Modern Mosque: Lebanon’s Amir Shakib Arslan Mosque by L.E.F.T Architects brings new contemporary aesthetics to Islamic architecture

Architecture. Islam is the fastest growing religion in the world, and demographically, the majority of the Muslim population is made up of young people. “You’d expect then,” suggests L.E.FT Architects Principal Makram el Kadi, “that when it comes to the architecture of Islam, which is the mosque, you would see much more experimentation and forward thinking. Our challenge from the client was to create a spiritual space using an understanding of Islam, but interpreted in a way that would speak to people living in our time.” Set in Lebanon’s picturesque mountain village of Moukhtara amongst several churches and a palace, the Amir Shakib Arslan Mosque, which was completed in 2016, represents a surprisingly updated take on a space with a timeless purpose.

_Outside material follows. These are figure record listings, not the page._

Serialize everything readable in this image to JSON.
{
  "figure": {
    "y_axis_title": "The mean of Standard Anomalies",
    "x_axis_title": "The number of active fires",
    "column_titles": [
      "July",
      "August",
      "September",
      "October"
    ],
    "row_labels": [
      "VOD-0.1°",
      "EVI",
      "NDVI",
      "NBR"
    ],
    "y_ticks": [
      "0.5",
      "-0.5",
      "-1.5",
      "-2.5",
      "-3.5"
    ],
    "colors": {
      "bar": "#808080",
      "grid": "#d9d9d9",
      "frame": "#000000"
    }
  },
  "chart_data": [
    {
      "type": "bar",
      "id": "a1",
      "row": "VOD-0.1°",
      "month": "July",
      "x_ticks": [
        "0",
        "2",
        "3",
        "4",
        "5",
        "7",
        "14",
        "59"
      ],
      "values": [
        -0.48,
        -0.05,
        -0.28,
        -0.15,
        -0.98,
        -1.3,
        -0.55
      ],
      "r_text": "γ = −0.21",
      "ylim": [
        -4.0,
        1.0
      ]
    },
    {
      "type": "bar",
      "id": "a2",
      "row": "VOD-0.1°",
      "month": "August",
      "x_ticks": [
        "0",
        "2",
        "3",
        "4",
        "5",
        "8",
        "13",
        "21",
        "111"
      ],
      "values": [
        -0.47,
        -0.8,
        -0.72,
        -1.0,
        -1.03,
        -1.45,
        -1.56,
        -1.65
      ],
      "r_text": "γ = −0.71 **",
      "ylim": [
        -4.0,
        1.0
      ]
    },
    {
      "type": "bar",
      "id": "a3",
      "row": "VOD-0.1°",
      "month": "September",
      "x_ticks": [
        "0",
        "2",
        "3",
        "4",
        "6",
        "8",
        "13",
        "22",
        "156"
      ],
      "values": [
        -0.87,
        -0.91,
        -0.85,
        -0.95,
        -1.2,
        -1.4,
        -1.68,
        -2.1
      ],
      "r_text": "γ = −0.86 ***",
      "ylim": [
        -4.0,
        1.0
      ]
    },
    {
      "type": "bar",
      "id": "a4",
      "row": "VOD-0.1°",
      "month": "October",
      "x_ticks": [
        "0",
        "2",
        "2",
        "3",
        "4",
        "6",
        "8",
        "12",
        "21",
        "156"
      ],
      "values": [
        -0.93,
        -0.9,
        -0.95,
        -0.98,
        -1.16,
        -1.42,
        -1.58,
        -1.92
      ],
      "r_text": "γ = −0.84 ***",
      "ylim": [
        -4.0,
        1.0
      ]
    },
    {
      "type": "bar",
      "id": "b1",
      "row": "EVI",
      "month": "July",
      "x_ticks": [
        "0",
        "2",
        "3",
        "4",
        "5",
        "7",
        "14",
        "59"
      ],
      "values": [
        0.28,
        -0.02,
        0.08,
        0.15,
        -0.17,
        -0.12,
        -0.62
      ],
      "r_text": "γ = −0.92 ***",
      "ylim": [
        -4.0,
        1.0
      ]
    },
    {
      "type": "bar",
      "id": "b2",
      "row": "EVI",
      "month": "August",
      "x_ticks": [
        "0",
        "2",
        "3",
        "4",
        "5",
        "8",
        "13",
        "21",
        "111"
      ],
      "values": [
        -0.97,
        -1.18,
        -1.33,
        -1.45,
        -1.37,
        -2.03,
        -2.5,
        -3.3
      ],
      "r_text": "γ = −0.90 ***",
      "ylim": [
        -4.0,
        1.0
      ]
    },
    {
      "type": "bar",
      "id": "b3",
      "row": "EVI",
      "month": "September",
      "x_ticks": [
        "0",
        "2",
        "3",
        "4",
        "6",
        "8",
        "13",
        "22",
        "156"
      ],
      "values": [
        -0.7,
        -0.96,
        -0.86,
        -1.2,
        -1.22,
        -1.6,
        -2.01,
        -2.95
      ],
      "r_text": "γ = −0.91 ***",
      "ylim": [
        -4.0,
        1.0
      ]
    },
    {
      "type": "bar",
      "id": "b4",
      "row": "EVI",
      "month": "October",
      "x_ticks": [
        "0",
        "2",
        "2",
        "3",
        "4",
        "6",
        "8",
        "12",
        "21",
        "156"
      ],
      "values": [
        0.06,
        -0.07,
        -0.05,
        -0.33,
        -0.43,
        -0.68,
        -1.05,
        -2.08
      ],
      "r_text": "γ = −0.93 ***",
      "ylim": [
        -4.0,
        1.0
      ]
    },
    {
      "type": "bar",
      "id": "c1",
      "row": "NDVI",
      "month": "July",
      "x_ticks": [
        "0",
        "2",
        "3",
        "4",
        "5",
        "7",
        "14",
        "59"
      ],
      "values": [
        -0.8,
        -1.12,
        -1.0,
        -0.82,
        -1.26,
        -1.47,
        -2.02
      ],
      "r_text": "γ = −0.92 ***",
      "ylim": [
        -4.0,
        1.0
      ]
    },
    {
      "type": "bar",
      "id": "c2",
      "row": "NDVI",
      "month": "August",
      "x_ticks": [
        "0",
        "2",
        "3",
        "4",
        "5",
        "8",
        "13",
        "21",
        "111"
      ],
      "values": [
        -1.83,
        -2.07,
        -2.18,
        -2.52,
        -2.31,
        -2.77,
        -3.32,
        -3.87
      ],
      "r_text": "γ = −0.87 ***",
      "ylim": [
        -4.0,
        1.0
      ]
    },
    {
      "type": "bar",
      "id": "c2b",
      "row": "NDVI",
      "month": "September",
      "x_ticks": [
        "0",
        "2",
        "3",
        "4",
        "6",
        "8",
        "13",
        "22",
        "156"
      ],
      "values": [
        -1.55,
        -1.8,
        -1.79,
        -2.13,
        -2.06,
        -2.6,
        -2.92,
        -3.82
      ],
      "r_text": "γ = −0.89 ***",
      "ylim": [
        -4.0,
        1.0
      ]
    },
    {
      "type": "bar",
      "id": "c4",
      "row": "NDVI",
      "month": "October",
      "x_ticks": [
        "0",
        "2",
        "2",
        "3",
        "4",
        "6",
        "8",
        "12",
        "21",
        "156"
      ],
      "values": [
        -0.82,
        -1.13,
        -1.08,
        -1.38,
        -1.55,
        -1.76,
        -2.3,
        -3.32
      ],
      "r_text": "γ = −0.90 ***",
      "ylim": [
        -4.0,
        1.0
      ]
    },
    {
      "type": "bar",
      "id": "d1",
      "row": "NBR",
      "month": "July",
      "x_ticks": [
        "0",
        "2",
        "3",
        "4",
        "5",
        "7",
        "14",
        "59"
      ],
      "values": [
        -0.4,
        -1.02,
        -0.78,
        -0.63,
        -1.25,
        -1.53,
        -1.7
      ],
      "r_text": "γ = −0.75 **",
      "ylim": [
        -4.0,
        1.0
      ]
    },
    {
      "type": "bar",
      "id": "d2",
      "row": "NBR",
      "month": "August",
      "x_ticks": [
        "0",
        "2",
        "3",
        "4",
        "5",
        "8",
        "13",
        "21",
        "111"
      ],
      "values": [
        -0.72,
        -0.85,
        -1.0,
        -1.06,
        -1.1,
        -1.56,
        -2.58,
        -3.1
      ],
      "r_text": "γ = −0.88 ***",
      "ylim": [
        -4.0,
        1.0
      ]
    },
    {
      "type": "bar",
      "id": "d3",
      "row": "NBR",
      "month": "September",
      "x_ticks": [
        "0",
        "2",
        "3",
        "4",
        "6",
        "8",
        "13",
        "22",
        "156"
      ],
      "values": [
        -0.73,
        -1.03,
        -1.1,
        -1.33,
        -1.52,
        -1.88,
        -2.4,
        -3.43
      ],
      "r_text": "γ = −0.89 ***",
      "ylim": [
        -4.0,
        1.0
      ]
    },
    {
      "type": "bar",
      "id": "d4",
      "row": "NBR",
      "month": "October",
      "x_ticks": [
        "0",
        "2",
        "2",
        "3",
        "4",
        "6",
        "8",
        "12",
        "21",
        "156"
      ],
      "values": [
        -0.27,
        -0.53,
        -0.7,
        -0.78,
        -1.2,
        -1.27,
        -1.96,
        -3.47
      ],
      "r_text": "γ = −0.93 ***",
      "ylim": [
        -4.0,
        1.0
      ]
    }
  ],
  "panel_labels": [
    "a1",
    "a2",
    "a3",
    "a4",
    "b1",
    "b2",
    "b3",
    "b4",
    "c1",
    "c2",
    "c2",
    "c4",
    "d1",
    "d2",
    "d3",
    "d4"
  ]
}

Starting with an 18th century building that once served as a steel workshop, el Kadi explained, “To the heaviness of the stone, we added an ephemeral steel structure that takes the shape of a mosque but dissects it into a modern reading.” With a nod to the building’s past, el Kadi, his partner Ziad Jamaleddine, and their project team commissioned local craftsman to weld steel rods into a semitransparent minaret and inverted dome. Contributing more than just an ornamental flourish, large three-dimensional Arabic calligraphy braces the building. The minaret is marked Allah (God), while the box containing the inverted dome is inscribed with Insan (human)—daring those who pass to consider the symbiotic relationship between the sacred and banal, both in prayer and in ordinary moments of everyday life.